Distributions packaging libbpf from this mirror:
  - [Fedora](https://src.fedoraproject.org/rpms/libbpf)
  - [Gentoo](https://packages.gentoo.org/packages/dev-libs/libbpf)
  - [Debian](https://packages.debian.org/source/sid/libbpf)
  - [Arch](https://www.archlinux.org/packages/extra/x86_64/libbpf/)
  - [Ubuntu](https://packages.ubuntu.com/source/impish/libbpf)
  - [Alpine](https://pkgs.alpinelinux.org/packages?name=libbpf)

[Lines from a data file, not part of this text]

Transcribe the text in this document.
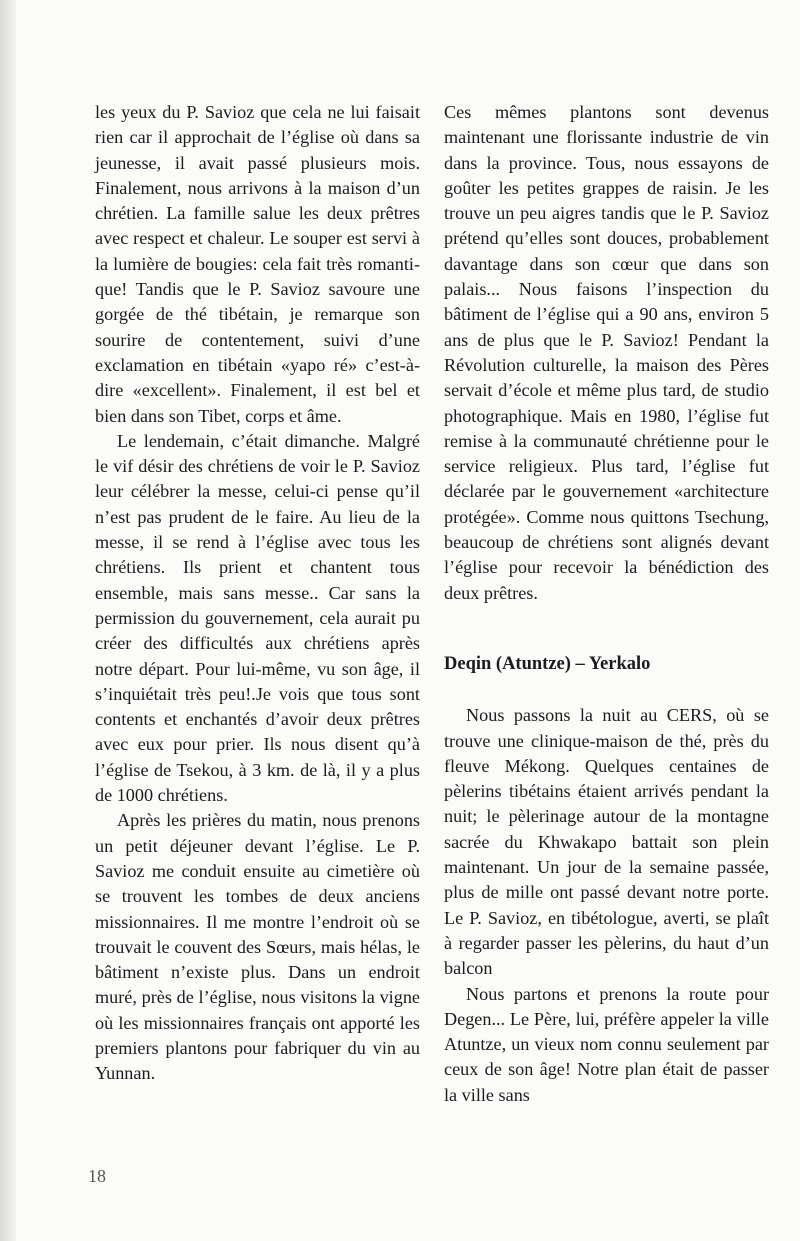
les yeux du P. Savioz que cela ne lui faisait rien car il approchait de l’église où dans sa jeunesse, il avait passé plusieurs mois. Finalement, nous arrivons à la maison d’un chrétien. La famille salue les deux prêtres avec respect et chaleur. Le souper est servi à la lumière de bougies: cela fait très romantique! Tandis que le P. Savioz savoure une gorgée de thé tibétain, je remarque son sourire de contentement, suivi d’une exclamation en tibétain «yapo ré» c’est-à-dire «excellent». Finalement, il est bel et bien dans son Tibet, corps et âme.

Le lendemain, c’était dimanche. Malgré le vif désir des chrétiens de voir le P. Savioz leur célébrer la messe, celui-ci pense qu’il n’est pas prudent de le faire. Au lieu de la messe, il se rend à l’église avec tous les chrétiens. Ils prient et chantent tous ensemble, mais sans messe.. Car sans la permission du gouvernement, cela aurait pu créer des difficultés aux chrétiens après notre départ. Pour lui-même, vu son âge, il s’inquiétait très peu!.Je vois que tous sont contents et enchantés d’avoir deux prêtres avec eux pour prier. Ils nous disent qu’à l’église de Tsekou, à 3 km. de là, il y a plus de 1000 chrétiens.

Après les prières du matin, nous prenons un petit déjeuner devant l’église. Le P. Savioz me conduit ensuite au cimetière où se trouvent les tombes de deux anciens missionnaires. Il me montre l’endroit où se trouvait le couvent des Sœurs, mais hélas, le bâtiment n’existe plus. Dans un endroit muré, près de l’église, nous visitons la vigne où les missionnaires français ont apporté les premiers plantons pour fabriquer du vin au Yunnan.

Ces mêmes plantons sont devenus maintenant une florissante industrie de vin dans la province. Tous, nous essayons de goûter les petites grappes de raisin. Je les trouve un peu aigres tandis que le P. Savioz prétend qu’elles sont douces, probablement davantage dans son cœur que dans son palais... Nous faisons l’inspection du bâtiment de l’église qui a 90 ans, environ 5 ans de plus que le P. Savioz! Pendant la Révolution culturelle, la maison des Pères servait d’école et même plus tard, de studio photographique. Mais en 1980, l’église fut remise à la communauté chrétienne pour le service religieux. Plus tard, l’église fut déclarée par le gouvernement «architecture protégée». Comme nous quittons Tsechung, beaucoup de chrétiens sont alignés devant l’église pour recevoir la bénédiction des deux prêtres.

Deqin (Atuntze) – Yerkalo

Nous passons la nuit au CERS, où se trouve une clinique-maison de thé, près du fleuve Mékong. Quelques centaines de pèlerins tibétains étaient arrivés pendant la nuit; le pèlerinage autour de la montagne sacrée du Khwakapo battait son plein maintenant. Un jour de la semaine passée, plus de mille ont passé devant notre porte. Le P. Savioz, en tibétologue, averti, se plaît à regarder passer les pèlerins, du haut d’un balcon

Nous partons et prenons la route pour Degen... Le Père, lui, préfère appeler la ville Atuntze, un vieux nom connu seulement par ceux de son âge! Notre plan était de passer la ville sans

18
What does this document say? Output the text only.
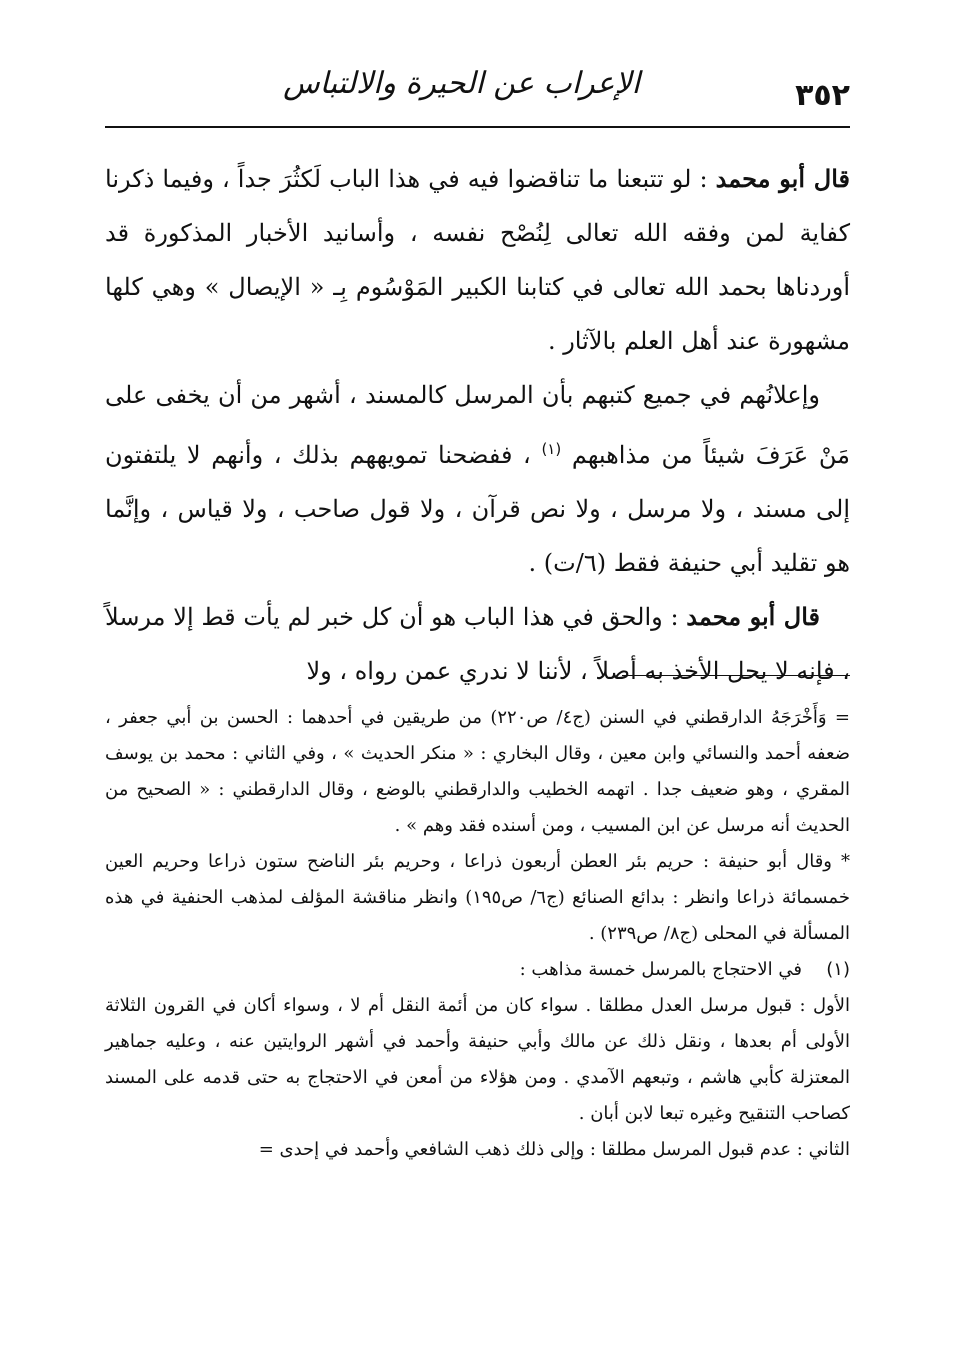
٣٥٢
الإعراب عن الحيرة والالتباس

قال أبو محمد : لو تتبعنا ما تناقضوا فيه في هذا الباب لَكثُرَ جداً ، وفيما ذكرنا كفاية لمن وفقه الله تعالى لِنُصْح نفسه ، وأسانيد الأخبار المذكورة قد أوردناها بحمد الله تعالى في كتابنا الكبير المَوْسُوم بِـ « الإيصال » وهي كلها مشهورة عند أهل العلم بالآثار .

وإعلانُهم في جميع كتبهم بأن المرسل كالمسند ، أشهر من أن يخفى على مَنْ عَرَفَ شيئاً من مذاهبهم $^{(١)}$ ، ففضحنا تمويههم بذلك ، وأنهم لا يلتفتون إلى مسند ، ولا مرسل ، ولا نص قرآن ، ولا قول صاحب ، ولا قياس ، وإنَّما هو تقليد أبي حنيفة فقط (٦/ت) .

قال أبو محمد : والحق في هذا الباب هو أن كل خبر لم يأت قط إلا مرسلاً ، فإنه لا يحل الأخذ به أصلاً ، لأننا لا ندري عمن رواه ، ولا

= وَأَخْرَجَهُ الدارقطني في السنن (ج٤/ ص٢٢٠) من طريقين في أحدهما : الحسن بن أبي جعفر ، ضعفه أحمد والنسائي وابن معين ، وقال البخاري : « منكر الحديث » ، وفي الثاني : محمد بن يوسف المقري ، وهو ضعيف جدا . اتهمه الخطيب والدارقطني بالوضع ، وقال الدارقطني : « الصحيح من الحديث أنه مرسل عن ابن المسيب ، ومن أسنده فقد وهم » .

* وقال أبو حنيفة : حريم بئر العطن أربعون ذراعا ، وحريم بئر الناضح ستون ذراعا وحريم العين خمسمائة ذراعا وانظر : بدائع الصنائع (ج٦/ ص١٩٥) وانظر مناقشة المؤلف لمذهب الحنفية في هذه المسألة في المحلى (ج٨/ ص٢٣٩) .

(١)
في الاحتجاج بالمرسل خمسة مذاهب :

الأول : قبول مرسل العدل مطلقا . سواء كان من أئمة النقل أم لا ، وسواء أكان في القرون الثلاثة الأولى أم بعدها ، ونقل ذلك عن مالك وأبي حنيفة وأحمد في أشهر الروايتين عنه ، وعليه جماهير المعتزلة كأبي هاشم ، وتبعهم الآمدي . ومن هؤلاء من أمعن في الاحتجاج به حتى قدمه على المسند كصاحب التنقيح وغيره تبعا لابن أبان .

الثاني : عدم قبول المرسل مطلقا : وإلى ذلك ذهب الشافعي وأحمد في إحدى =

Benefits of packaging from the mirror over packaging from kernel sources:
  - Consistent versioning across distributions.
  - No ties to any specific kernel, transparent handling of older kernels.
    Libbpf is designed to be kernel-agnostic and work across multitude of
    kernel versions. It has built-in mechanisms to gracefully handle older
    kernels, that are missing some of the features, by working around or
    gracefully degrading functionality. Thus libbpf is not tied to a specific
    kernel version and can/should be packaged and versioned independently.
  - Continuous integration testing via
    [TravisCI](https://travis-ci.org/libbpf/libbpf).
  - Static code analysis via [LGTM](https://lgtm.com/projects/g/libbpf/libbpf)
    and [Coverity](https://scan.coverity.com/projects/libbpf).

Package dependencies of libbpf, package names may vary across distros:
  - zlib
  - libelf

[![libbpf distro packaging status](https://repology.org/badge/vertical-allrepos/libbpf.svg)](https://repology.org/project/libbpf/versions)

License
=======

This work is dual-licensed under BSD 2-clause license and GNU LGPL v2.1 license.
You can choose between one of them if you use this work.